Exactly. And as Henri pointed out, very exciting improvement that if we start from 1% BBB penetrating peptides and now we're significantly talking about a higher percentage, keeping in mind that already with this, let's say, quite poorly penetrating peptides, we did see -- we did reach a preclinical proof of concept in animal models of Parkinson's disease. So this is a very exciting improvement, of course, combined with the signal of efficacy of the mother compound that we are getting in the ongoing clinical study. And there was a question on the -- how the pandemic affects our business now. I believe that was covered already. Then we've been asked about our cash situation at the moment. We just have reported quite recently our figures for the past year. End of last year, we had approximately EUR 6 million in cash. And of course, as obvious also from this presentation, we have completed all the patient treatments in the Lymfactin study so that reduces our cash burn significantly. The Parkinson's study is predominantly funded by the European Union. And also there, only just some last doses remain to be administered. So we have -- we are in a fortunate position where we can control our cash burn much easier than we could maybe a year ago. So we have just our team, a dozen people working on these projects and then the Phase III preparations, Phase II preparations, xCDNF development with subcontractors. And if the corona situation pandemic, for instance, would seem to prolong and suggest that the market -- the capital market will not wake up in the next couple of quarters, then we would just slow things down. Of course, we don't hope that to happen. We believe that things will look much brighter again in the fall after the summer. Companies like Herantis will be able to go fundraising. And of course, we also are in discussions with potential partners on our programs, which could also change the situation. But still, things have not changed from the past when we have said that we expect our current cash to take us through the first quarter next year. So we have a very healthy runway for a drug development company under these circumstances. I believe that covers all the questions we have received and we've taken an hour of your time. Very much -- thank you very much for everyone's attention.

There is actually 1 additional question that has came. So the question are, are we or any academic collaborator currently looking at or planning to look at CDNF in other diseases than Parkinson's, for example, ALS?

Excellent question. Based on the mechanisms of CDNF, it's known that it could well be suited for also other neurodegenerative diseases, not just Parkinson's. And in our communication, we have always reminded that we have not yet selected the target indication for xCDNF. So even the xCDNF compounds could target something else. So definitely, we are looking at other neurodegenerative diseases, too. And definitely, we know that there are partners who are also interested in other neurodegenerative diseases as potential targets for CDNF. Whether that could be ALS or Huntington's disease or Alzheimer's or even stroke, where there was a very exciting data published recently, we have not disclosed to the public, so we are obviously keeping our eyes on different possibilities.

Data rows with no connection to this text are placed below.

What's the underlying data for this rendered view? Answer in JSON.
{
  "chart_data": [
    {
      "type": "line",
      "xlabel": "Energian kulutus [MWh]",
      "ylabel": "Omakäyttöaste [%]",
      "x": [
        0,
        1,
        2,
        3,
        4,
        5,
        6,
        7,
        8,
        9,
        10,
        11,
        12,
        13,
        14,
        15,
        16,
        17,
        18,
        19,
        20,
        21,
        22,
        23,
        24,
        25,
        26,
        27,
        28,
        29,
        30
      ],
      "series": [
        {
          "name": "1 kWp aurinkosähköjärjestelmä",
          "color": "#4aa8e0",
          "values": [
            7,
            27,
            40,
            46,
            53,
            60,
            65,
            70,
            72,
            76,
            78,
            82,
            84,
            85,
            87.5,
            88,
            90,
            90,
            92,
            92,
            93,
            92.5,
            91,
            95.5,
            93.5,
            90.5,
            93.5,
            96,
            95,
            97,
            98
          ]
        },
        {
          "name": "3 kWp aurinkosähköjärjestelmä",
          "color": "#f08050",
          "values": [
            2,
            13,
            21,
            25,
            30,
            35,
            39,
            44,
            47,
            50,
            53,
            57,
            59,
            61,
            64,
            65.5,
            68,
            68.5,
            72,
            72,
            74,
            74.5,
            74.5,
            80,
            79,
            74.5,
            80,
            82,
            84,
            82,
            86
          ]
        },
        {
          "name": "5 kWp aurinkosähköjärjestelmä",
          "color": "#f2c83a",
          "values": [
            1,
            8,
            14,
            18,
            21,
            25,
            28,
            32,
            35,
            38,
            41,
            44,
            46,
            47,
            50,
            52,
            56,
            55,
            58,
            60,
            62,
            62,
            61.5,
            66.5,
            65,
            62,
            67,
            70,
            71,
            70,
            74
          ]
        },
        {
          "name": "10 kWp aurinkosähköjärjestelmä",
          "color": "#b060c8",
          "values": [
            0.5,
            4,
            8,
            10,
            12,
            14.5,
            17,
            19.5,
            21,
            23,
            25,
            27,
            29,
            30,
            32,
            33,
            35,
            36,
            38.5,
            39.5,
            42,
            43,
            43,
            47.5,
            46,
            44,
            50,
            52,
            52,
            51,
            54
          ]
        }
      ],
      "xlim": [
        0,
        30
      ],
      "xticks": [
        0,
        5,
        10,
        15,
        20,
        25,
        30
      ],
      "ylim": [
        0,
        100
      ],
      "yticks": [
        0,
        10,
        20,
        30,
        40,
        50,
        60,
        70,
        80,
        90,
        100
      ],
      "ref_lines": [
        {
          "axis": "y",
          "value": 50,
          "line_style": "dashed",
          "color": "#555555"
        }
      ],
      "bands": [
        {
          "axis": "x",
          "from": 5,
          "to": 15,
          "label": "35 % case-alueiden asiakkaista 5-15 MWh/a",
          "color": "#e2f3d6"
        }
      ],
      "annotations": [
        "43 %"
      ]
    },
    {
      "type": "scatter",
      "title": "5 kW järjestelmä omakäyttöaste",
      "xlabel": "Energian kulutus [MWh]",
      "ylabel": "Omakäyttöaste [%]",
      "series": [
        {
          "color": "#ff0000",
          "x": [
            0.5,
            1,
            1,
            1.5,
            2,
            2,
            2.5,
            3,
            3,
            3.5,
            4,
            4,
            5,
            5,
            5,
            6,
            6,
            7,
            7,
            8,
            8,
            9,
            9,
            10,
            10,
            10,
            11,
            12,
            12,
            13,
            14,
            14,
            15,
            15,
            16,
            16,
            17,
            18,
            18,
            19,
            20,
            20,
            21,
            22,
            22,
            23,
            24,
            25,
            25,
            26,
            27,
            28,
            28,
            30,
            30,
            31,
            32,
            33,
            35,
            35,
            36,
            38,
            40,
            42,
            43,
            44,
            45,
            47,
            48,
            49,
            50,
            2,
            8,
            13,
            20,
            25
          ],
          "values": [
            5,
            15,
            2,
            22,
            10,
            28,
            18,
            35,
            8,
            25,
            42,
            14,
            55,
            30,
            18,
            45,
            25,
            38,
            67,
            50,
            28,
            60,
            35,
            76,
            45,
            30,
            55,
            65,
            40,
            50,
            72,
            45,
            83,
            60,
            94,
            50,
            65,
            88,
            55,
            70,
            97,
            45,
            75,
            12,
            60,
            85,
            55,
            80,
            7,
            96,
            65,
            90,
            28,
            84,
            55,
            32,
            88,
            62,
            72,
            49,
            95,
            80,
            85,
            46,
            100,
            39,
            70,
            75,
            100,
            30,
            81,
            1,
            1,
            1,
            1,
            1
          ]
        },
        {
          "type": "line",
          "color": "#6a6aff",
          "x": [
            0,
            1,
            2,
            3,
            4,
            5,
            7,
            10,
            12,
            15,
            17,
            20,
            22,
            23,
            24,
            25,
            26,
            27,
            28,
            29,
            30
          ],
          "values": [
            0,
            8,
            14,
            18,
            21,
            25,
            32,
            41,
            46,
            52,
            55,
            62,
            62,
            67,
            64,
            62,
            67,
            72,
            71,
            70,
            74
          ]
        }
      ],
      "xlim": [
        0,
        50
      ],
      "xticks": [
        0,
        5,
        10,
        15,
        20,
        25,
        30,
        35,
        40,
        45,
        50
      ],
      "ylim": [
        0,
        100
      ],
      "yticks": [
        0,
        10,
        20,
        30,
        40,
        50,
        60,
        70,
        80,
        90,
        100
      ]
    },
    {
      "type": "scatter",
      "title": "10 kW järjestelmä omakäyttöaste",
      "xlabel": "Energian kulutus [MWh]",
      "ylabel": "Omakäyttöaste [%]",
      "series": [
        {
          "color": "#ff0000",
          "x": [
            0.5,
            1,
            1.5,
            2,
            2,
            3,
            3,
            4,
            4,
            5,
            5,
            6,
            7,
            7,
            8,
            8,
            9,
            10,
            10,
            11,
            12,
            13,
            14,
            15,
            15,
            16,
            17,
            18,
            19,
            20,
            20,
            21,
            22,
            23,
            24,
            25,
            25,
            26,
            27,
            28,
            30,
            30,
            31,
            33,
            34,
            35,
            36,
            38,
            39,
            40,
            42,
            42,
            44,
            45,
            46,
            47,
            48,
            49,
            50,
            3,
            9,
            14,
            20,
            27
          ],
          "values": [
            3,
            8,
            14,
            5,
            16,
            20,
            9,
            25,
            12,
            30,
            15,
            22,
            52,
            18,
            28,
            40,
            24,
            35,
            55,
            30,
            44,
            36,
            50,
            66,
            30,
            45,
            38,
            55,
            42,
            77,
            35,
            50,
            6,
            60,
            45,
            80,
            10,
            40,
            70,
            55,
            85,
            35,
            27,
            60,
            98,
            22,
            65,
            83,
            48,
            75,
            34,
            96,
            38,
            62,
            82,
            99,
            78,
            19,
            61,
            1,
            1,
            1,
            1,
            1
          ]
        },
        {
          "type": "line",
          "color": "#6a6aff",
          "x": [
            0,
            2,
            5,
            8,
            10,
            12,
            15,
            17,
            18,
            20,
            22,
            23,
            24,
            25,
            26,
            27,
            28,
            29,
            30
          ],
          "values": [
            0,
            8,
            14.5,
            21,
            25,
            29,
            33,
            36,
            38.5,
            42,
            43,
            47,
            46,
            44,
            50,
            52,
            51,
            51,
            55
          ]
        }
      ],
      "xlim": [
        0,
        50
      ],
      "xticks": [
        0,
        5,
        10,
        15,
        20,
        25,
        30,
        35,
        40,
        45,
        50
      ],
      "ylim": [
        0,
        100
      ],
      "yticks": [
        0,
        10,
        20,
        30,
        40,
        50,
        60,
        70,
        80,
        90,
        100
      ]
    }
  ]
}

And Pekka, maybe good to also add that fortunately, there is academic research activities in this area. For example, the team at the University of Helsinki with their German collaborators are actively working on CDNF in ALS. So it doesn't mean -- if we are not actively working on it right now, it doesn't mean that we have forgotten ALS completely. It just means that we have focused our current resources on other activities. And fortunately, there are other people who are actively working on ALS development.

Very true.

That's a good point. Thank you, Henri. So I think now we've covered everything, we've taken an hour of your time. Thank you very much for everyone's attention. It seems we had several dozens of people in the audience. Thanks for your time. And the webcast will be also shared on our website in the near future, so also new audiences will be able to see it. Thank you very much. Thanks, Henri and Antti, and wish you all a great day.